The Sage Advice Compendium states:
Official rulings on how to interpret rules are made here in the Sage Advice Compendium. A Dungeon Master adjudicates the game and determines whether to use an official ruling in play. The DM always has the final say on rules questions.
The public statements of the D&D team, or anyone else at Wizards of the Coast, are not official rulings; they are advice. The tweets of Jeremy Crawford (@JeremyECrawford), the game’s principal rules designer, are sometimes a preview of rulings that appear here.Compiled Answers
Sage Advice answers that are relevant to the current state of the rules are compiled here
I always thought that only the answers published in the SAC are official. However, the SAC also states that it compiles "Sage Advice" answers. It is not clear to me entirely if "public statements" intended to include other official Sage Advice columns or not.
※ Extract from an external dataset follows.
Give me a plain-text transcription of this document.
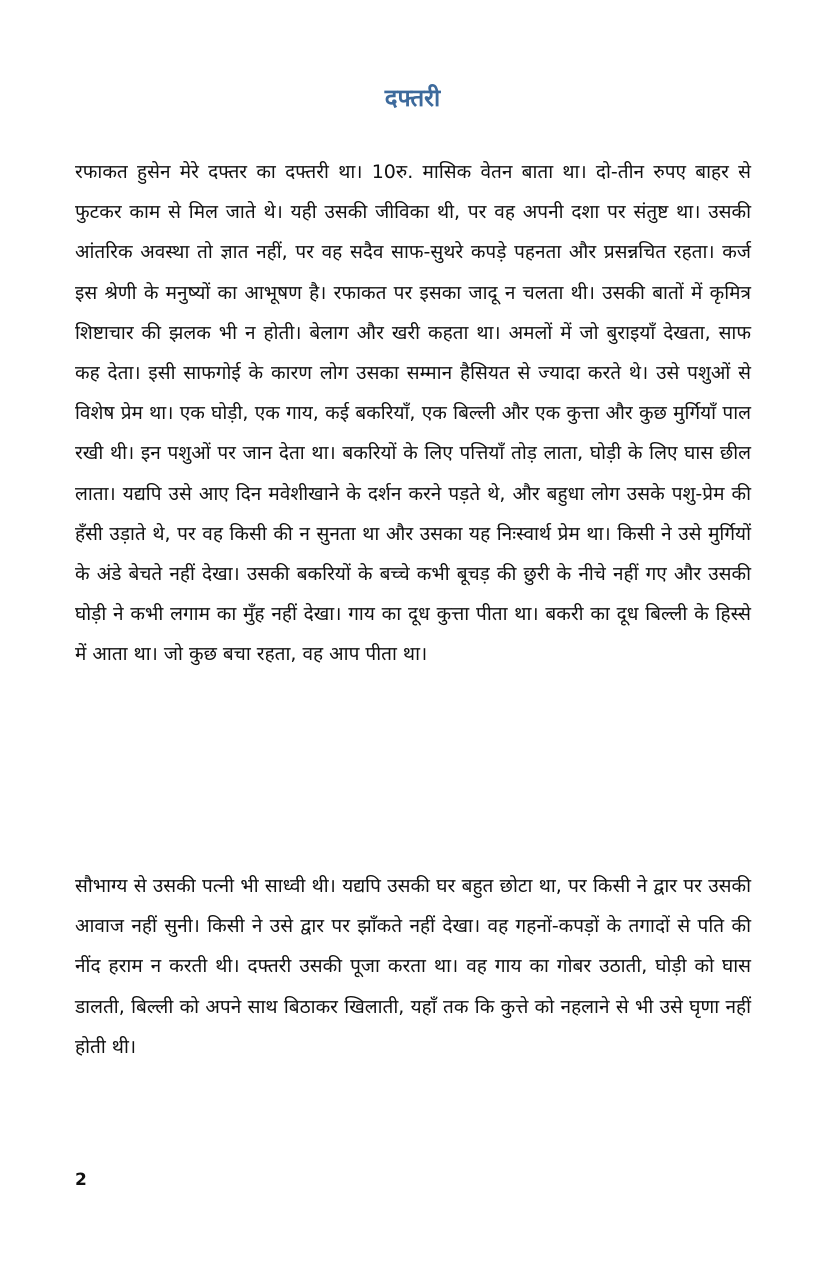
दफ्तरी

रफाकत हुसेन मेरे दफ्तर का दफ्तरी था। 10रु. मासिक वेतन बाता था। दो-तीन रुपए बाहर से फुटकर काम से मिल जाते थे। यही उसकी जीविका थी, पर वह अपनी दशा पर संतुष्ट था। उसकी आंतरिक अवस्था तो ज्ञात नहीं, पर वह सदैव साफ-सुथरे कपड़े पहनता और प्रसन्नचित रहता। कर्ज इस श्रेणी के मनुष्यों का आभूषण है। रफाकत पर इसका जादू न चलता थी। उसकी बातों में कृमित्र शिष्टाचार की झलक भी न होती। बेलाग और खरी कहता था। अमलों में जो बुराइयाँ देखता, साफ कह देता। इसी साफगोई के कारण लोग उसका सम्मान हैसियत से ज्यादा करते थे। उसे पशुओं से विशेष प्रेम था। एक घोड़ी, एक गाय, कई बकरियाँ, एक बिल्ली और एक कुत्ता और कुछ मुर्गियाँ पाल रखी थी। इन पशुओं पर जान देता था। बकरियों के लिए पत्तियाँ तोड़ लाता, घोड़ी के लिए घास छील लाता। यद्यपि उसे आए दिन मवेशीखाने के दर्शन करने पड़ते थे, और बहुधा लोग उसके पशु-प्रेम की हँसी उड़ाते थे, पर वह किसी की न सुनता था और उसका यह निःस्वार्थ प्रेम था। किसी ने उसे मुर्गियों के अंडे बेचते नहीं देखा। उसकी बकरियों के बच्चे कभी बूचड़ की छुरी के नीचे नहीं गए और उसकी घोड़ी ने कभी लगाम का मुँह नहीं देखा। गाय का दूध कुत्ता पीता था। बकरी का दूध बिल्ली के हिस्से में आता था। जो कुछ बचा रहता, वह आप पीता था।

सौभाग्य से उसकी पत्नी भी साध्वी थी। यद्यपि उसकी घर बहुत छोटा था, पर किसी ने द्वार पर उसकी आवाज नहीं सुनी। किसी ने उसे द्वार पर झाँकते नहीं देखा। वह गहनों-कपड़ों के तगादों से पति की नींद हराम न करती थी। दफ्तरी उसकी पूजा करता था। वह गाय का गोबर उठाती, घोड़ी को घास डालती, बिल्ली को अपने साथ बिठाकर खिलाती, यहाँ तक कि कुत्ते को नहलाने से भी उसे घृणा नहीं होती थी।

2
The Sage Advice column is also providing Sage Advice answers, even if they are not yet included in the SAC. Technically, this is also a "public statement" of "the D&D team", but they clearly read a lot more official when it comes to the company's take on the rules, than a tweet JC might make, and I am not sure if what they mean are just individual statements made by members of the D&D design team in some other public context, like when it points out that rulings given by Jeremy Crawford on twitter (now X) are not official.
In addition, the SAC itself has not been updated in a long time, I think not since version 2.7 came out. The latest version, announced also in Sage Advice, seems to be dated from November, 2020, and there are two later entries in Sage Advice that contain rules content that has not made it into the compendium, the this one and this one. (Even those columns stopped with the one of December 13, 2021). However, the SAC lists a copyright of 2021, not 2020. So I am not sure what came last.
This highly upvoted answer related to the SAC maintains that anything published on Sage Advice counts as official rules clarifications. Do these additional columns contain official rules (or rulings) content?